Emerging Talent: PARKA Architecture

July 14, 2017
by Sarah Brown

Clara Boulanger Couture, Philippe Chabot, Véronique Boulet, Gisèle Fraser, Luc Bélanger, Olivier Lebrun, Stéphane Sarian, Karine Audy, Camille Bernard, Marie-Hélène Cliche, Gabriel Coughlan (Missing: Geneviève Guimont). Photo by Marie-Noelle Cloutier

A parka is warm and enveloping, promising protection on a human scale. It’s an ideal name given the aspirations of Luc Bélanger and Geneviève Guimont, who co-founded PARKA Architecture & Design in 2013. “We wanted our name to give the sense of what we aim to do, without sounding too architecty,” says Bélanger, 41. Their one-stop-shop strategy has paid off, allowing the 13-person firm to thrive as an architecture firm while also pursuing product design.

ARKA is currently designing the Base de plein air de Sainte-Foy, Quebec. Rendering by Étienne Dumas

PARKA looks for work based on three principles: Is it fun? Is it creative? Do they have the resources to design it to a high level of quality? In the past few years, this has led them to take on complex projects in the $20-million range, but also small renovation and branding jobs.
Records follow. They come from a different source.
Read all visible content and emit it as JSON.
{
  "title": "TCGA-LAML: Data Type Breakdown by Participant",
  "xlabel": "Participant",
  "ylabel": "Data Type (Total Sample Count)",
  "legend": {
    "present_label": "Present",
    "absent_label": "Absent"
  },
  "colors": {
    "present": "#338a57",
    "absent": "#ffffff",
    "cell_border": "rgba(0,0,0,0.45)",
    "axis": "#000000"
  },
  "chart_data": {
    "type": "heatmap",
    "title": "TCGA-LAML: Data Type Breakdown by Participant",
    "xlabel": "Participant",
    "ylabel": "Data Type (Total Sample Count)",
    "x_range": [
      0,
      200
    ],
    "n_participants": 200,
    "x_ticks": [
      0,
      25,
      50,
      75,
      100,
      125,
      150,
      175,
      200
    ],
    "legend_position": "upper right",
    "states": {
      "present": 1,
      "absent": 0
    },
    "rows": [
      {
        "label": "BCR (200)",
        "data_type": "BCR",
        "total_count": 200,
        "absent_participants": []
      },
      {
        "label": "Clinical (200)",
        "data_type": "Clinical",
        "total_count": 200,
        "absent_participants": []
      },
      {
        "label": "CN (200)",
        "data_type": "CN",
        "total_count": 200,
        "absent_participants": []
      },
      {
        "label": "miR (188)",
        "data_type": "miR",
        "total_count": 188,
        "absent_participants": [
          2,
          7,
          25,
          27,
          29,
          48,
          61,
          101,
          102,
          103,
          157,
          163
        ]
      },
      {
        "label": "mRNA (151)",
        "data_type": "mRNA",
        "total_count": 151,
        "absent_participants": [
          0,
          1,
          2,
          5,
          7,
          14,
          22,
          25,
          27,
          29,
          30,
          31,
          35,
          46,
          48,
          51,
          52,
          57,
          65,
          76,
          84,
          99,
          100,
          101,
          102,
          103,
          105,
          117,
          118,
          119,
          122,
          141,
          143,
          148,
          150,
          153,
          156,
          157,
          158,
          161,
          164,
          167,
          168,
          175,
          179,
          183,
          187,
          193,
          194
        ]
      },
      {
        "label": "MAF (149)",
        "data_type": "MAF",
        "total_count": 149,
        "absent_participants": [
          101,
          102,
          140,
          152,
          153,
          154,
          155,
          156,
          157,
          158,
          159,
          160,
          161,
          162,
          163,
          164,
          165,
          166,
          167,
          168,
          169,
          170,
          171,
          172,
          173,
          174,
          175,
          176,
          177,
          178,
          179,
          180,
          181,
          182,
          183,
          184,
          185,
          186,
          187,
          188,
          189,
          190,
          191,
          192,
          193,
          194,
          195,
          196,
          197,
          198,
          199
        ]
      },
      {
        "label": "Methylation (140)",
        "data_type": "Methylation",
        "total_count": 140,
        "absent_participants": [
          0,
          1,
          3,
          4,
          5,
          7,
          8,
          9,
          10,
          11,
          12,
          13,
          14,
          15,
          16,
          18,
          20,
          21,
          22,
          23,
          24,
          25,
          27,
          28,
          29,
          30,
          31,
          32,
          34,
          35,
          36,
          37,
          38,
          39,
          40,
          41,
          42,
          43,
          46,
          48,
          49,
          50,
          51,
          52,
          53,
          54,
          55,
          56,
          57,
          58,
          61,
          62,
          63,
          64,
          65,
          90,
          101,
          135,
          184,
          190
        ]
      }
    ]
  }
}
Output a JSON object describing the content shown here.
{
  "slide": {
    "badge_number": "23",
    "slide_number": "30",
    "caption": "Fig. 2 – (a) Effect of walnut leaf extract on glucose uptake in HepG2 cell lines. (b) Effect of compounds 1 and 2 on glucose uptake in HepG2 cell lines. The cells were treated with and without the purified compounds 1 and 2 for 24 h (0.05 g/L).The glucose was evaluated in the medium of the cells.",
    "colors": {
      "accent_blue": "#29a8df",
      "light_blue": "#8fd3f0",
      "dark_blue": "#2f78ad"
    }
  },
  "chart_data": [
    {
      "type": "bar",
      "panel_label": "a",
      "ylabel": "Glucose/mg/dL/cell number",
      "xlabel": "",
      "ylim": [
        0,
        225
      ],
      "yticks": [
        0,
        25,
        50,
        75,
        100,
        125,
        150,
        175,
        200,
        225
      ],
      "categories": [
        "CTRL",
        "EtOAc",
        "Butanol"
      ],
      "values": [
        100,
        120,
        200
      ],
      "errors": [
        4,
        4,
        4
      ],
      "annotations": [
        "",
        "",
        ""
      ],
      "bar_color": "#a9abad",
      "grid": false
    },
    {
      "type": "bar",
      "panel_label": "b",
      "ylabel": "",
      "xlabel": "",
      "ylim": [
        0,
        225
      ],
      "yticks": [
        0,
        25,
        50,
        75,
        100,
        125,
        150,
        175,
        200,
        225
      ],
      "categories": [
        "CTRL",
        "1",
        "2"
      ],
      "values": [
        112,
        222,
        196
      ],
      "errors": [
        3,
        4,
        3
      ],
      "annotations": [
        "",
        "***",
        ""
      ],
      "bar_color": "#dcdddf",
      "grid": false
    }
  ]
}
The team’s graphic sensibility extends to the sharp geometries of the Saint-Apollinaire Multipurpose Centre in Quebec, which includes a double gymnasium and four community rooms. Photo by Jessy Bernier

Of late, three disparate projects have their creative juices flowing. The firm is restoring and renovating a former fire station, Caserne No5, as a hub for start-ups, and designing a multi-purpose building to service a recreational green space in Sainte-Foy. There’s also a new sports complex on the go in Quebec City. The latter stems from the success of the first sports centre PARKA designed—the sleek and light-filled Saint-Apollinaire Multipurpose Centre, which opened in 2015. “That project gave us credibility,” says Bélanger. “It let everyone know that we could handle a job of that size.”

Realized 
in collaboration with Christine Lavallée and Jérémy Hall, the design for the mexican restaurant chain Zolé! extends from branding to interior. Photo by Jessy Bernier

As for the future? The co-founders plan to keep doing what they’re doing, while growing the product design side of the business. Says Bélanger, “Now that we’re starting to have repeat clients, we don’t have to do as much business development. People are coming to us because they like what we do and how we do it.”